Voldemort – Bien c'est parfait, cela me convient. Mais sache que tu n'aura pas plus de privilèges que tous les autres désormais. Comme tu l'as souligné, nos relations étant terminées, tu es un deatheater comme un autre à partir de maintenant.
Ewie – C'est entendu, merci maître. Je vous retrouve donc demain pour le raid de Diagon Alley.
Voldemort – Oui, 7h45 dans le grand hall. Tu te chargeras de la protection du périmètre Est donnant sur Gringotts d'où risque d'arriver le plus de renforts du ministère. Si cela dégénère, vous serez seuls, inutile d'attendre de l'aide, ralentissez les au maximum éliminez en le plus possible le temps que les troupes les plus importantes transplannent puis les survivants s'il y en a pourront revenir ici.
Ewie – Bien. Combien d'effectif avons nous pour protéger le périmètre ?
Voldemort – Nous avons recruter quelques hommes spécialement pour cette mission. Vous serez cinq peut-être six. Avec toi cela fera sept.
Ewie – Bien. A demain maître, merci.
Il me fait signe de déguerpir et je fais le chemin en sens inverse en essayant d'aller un peu plus vite qu'à l'aller, malgré mes jambes soutenant à peine mon corps, une fois la porte refermée derrière moi, je m'effondre dans le couloir, à bout de force, le corps tremblant de la tête au pieds, je finis par m'endormir. Quelques minutes plus tard ou était-ce des heures, je ne saurais le dire, je me réveille, toujours sur le sol du couloir devant le porte du lord. Je me redresse, puis me relève en m'aidant du mur à côté de moi. Lentement, tremblante de partout, je marche en direction des cachots, j'ai besoin de Severus et de ses potions si je veux être assez en forme pour ne pas me faire tuer tout de suite demain, parce que soyons clairs, la mission que m'a confié le lord est sans aucun doute la mission suicide du raid de demain, mais y aller dans cet état c'est signer mon arrêt de mort sans même avoir pu être utile. Et ça, c'était hors de question.

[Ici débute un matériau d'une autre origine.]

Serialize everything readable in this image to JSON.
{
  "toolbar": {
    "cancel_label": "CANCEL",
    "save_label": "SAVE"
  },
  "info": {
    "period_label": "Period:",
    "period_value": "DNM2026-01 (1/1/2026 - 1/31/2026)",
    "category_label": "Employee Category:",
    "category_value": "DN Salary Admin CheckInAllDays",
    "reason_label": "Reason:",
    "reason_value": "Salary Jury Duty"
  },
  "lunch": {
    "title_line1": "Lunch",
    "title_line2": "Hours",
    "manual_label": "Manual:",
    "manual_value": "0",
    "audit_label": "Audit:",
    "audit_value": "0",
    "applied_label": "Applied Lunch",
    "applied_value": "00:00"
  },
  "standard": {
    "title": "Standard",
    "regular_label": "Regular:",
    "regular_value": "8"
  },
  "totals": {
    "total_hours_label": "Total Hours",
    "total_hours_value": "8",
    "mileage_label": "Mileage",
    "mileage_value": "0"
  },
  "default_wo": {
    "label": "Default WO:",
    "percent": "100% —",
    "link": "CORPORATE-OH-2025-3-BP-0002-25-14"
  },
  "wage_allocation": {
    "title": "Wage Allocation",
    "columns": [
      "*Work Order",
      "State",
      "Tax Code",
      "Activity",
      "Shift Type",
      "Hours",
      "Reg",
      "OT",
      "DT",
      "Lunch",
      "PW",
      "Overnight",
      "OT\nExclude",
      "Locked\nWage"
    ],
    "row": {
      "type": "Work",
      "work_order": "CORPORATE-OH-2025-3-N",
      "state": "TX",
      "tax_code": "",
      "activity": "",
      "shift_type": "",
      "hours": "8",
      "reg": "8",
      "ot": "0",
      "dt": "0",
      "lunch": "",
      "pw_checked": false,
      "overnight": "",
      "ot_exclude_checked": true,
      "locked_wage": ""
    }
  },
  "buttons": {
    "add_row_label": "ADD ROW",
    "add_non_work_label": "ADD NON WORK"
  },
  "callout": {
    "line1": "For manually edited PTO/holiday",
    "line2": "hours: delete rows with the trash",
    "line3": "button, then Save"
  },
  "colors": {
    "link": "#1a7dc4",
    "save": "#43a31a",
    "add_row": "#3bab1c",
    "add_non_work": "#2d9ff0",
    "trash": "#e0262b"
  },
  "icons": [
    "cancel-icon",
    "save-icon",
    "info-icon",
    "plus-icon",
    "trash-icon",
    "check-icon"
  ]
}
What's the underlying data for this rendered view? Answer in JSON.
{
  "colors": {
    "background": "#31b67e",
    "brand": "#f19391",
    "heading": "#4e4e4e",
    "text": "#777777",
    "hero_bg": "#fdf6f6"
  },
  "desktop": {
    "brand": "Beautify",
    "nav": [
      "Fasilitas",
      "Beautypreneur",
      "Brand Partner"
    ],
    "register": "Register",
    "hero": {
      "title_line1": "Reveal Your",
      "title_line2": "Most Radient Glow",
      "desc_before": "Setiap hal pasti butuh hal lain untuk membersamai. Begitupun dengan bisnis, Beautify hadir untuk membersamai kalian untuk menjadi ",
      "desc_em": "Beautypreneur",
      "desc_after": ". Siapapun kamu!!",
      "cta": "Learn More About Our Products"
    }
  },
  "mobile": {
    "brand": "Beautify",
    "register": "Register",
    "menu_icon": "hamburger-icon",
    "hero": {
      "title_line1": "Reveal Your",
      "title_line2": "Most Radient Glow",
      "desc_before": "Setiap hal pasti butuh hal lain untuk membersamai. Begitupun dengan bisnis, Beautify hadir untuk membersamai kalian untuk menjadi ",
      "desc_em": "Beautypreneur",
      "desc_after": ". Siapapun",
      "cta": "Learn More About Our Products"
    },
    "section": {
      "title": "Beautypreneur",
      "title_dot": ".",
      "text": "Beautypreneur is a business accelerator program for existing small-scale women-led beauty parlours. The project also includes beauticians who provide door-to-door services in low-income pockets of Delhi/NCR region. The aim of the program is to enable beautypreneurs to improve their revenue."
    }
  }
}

Au final après beaucoup d'efforts et encore plus de temps, j'arrive enfin aux appartements du potionniste en herbe, ou je frappe contre le bois de la porte avant de me laisser glisser contre le mur jusqu'au sol, épuisée. La porte s'ouvre quelques secondes plus tard, avec violence, il est en colère, ça sent mauvais pour moi.
Ewie – Désolée de te déranger Sev.
Il baisse la tête pour me voir et son visage semble s'adoucir, et s'inquiéter aussi.
Ewie – T'en fais pas pour ça, quelques unes de tes potions et je serais comme neuve pour demain !
Severus – Tu plaisantes là j'espère.
Ewie – Pas du tout. Donnes moi juste ce que tu as de plus efficace, je dois juste tenir pour le raid de demain. C'est tout ce que je te demande. Si je suis toujours en vie après ça, tu pourras faire ce que tu veux de moi doc. Ok ?
Severus – Sois pas idiote, tu vas pas mourir demain, tu n'auras qu'à rester près de ta famille, de Lucius, ou de moi.
Ewie – Je ne crois pas que ça va être possible Sev, on verra.
Severus – Bien sûr que si, on ne te laissera pas toute seule ma belle.
Ewie – D'accord. Alors ces potions ?
Severus – Ensuite tu feras tout ce que je te dirais pour te soigner corectement ?
Ewie – Je te le jure, sur ma vie et sur ma magie.
Severus – Entendu, je vais te remettre d'aplomb pour que tu tiennes au moins debout correctement demain, mais tu resteras un peu plus faible qu'à l'ordinaire alors ne fais pas de folies pendant le raid.
Ewie – Merci Severus. Tu es le meilleur.
Je le laisse fouiller dans toutes les étagères et les placards en songeant à combien il va me manquer même si les morts ne sont pas les plus à plaindre dans le fond, ce sont les vivants qui souffrent lors de la disparition d'un être aimé. Puis je me couche à côté de Severus dans son lit, ou je m'endors dans se bras rassurants, comme une petite fille le ferait avec son père un soir de gros orage. Et dans le fond, mon orage personnel arrivait bel et bien demain et j'étais heureuse de passer cette nuit dans les bras de l'homme qui a été comme un père pour moi toutes ces années.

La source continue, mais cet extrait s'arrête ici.